Berdasarkan Peraturan Pemerintah Nomor 12 Tahun 2023 mengatur mengenai perizinan berusaha, kemudahan berusaha, fasilitas penanaman modal; pengawasan; dan evaluasi bagi pelaku usaha di Ibu Kota Nusantara, tercatat ada beberapa insentif yang akan diterima investor. Misalnya, Hak Guna Usaha (HGU) yang bisa diperpanjang sampai 190 tahun melalui 2 siklus.
"Itu kebijakan menurut saya terlalu berlebihan lah karena kita sendiri merdeka baru 78 tahun," ucap Jilal.
PP 12 Tahun 2023 juga memiliki aturan, bebas pajak penghasilan (PPh) Badan sampai 100 persen untuk perusahaan asing yang memindahkan badan kantornya ke IKN dengan syarat penanaman modal di IKN minimal Rp 10 miliar.
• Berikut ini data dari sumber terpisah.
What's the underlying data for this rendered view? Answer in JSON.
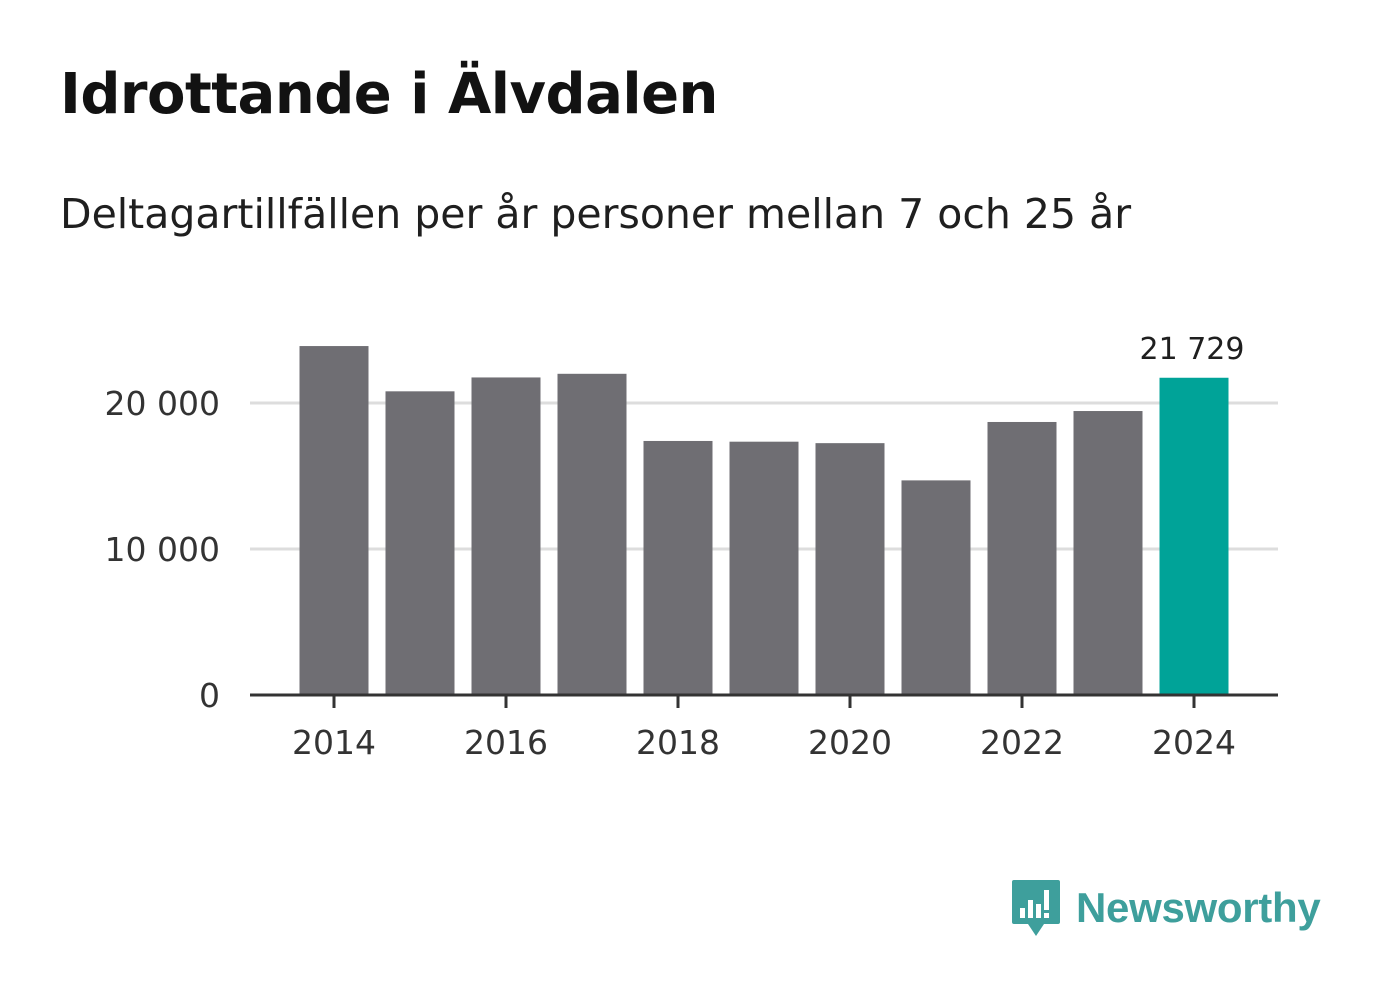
{
  "title": "Idrottande i Älvdalen",
  "subtitle": "Deltagartillfällen per år personer mellan 7 och 25 år",
  "brand": {
    "name": "Newsworthy",
    "color": "#3e9f9c",
    "icon": "bar-chart-speech-bubble-icon"
  },
  "chart_data": {
    "type": "bar",
    "title": "Idrottande i Älvdalen",
    "subtitle": "Deltagartillfällen per år personer mellan 7 och 25 år",
    "xlabel": "",
    "ylabel": "",
    "categories": [
      2014,
      2015,
      2016,
      2017,
      2018,
      2019,
      2020,
      2021,
      2022,
      2023,
      2024
    ],
    "values": [
      23900,
      20800,
      21750,
      22000,
      17400,
      17350,
      17250,
      14700,
      18700,
      19450,
      21729
    ],
    "ylim": [
      0,
      25000
    ],
    "yticks": [
      0,
      10000,
      20000
    ],
    "ytick_labels": [
      "0",
      "10 000",
      "20 000"
    ],
    "xticks": [
      2014,
      2016,
      2018,
      2020,
      2022,
      2024
    ],
    "xtick_labels": [
      "2014",
      "2016",
      "2018",
      "2020",
      "2022",
      "2024"
    ],
    "grid": true,
    "colors": {
      "default": "#6f6e73",
      "highlight": "#00a398",
      "grid": "#dddddd",
      "axis": "#333333"
    },
    "highlight_index": 10,
    "annotations": [
      {
        "index": 10,
        "text": "21 729"
      }
    ]
  }
}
Insentif bebas PPh 100 persen berlaku untuk 10 tahun awal dan jika diperpanjang PPh berkurang menjadi 50 persen.
Selain itu, terdapat juga insentif berupa bebas PPN dan pajak penjualan barang mewah atau PPNBM saat membeli rumah atau kendaraan listrik yang terdaftar di IKN. Lalu, Izin rumah tapak dan rumah susun paling lama 80 tahun.
"Lalu banyak hak-hak dari masyarakat adat dan sebagainya yang belum kita bereskan administrasinya yang saya kira akan terikut di dalam hak-hak yang akan ditawarkan kepada investor," kata Jilal lagi.
Ia menilai, insentif ini merupakan pengorbanan-pengorbanan yang semakin hari semakin berlebihan.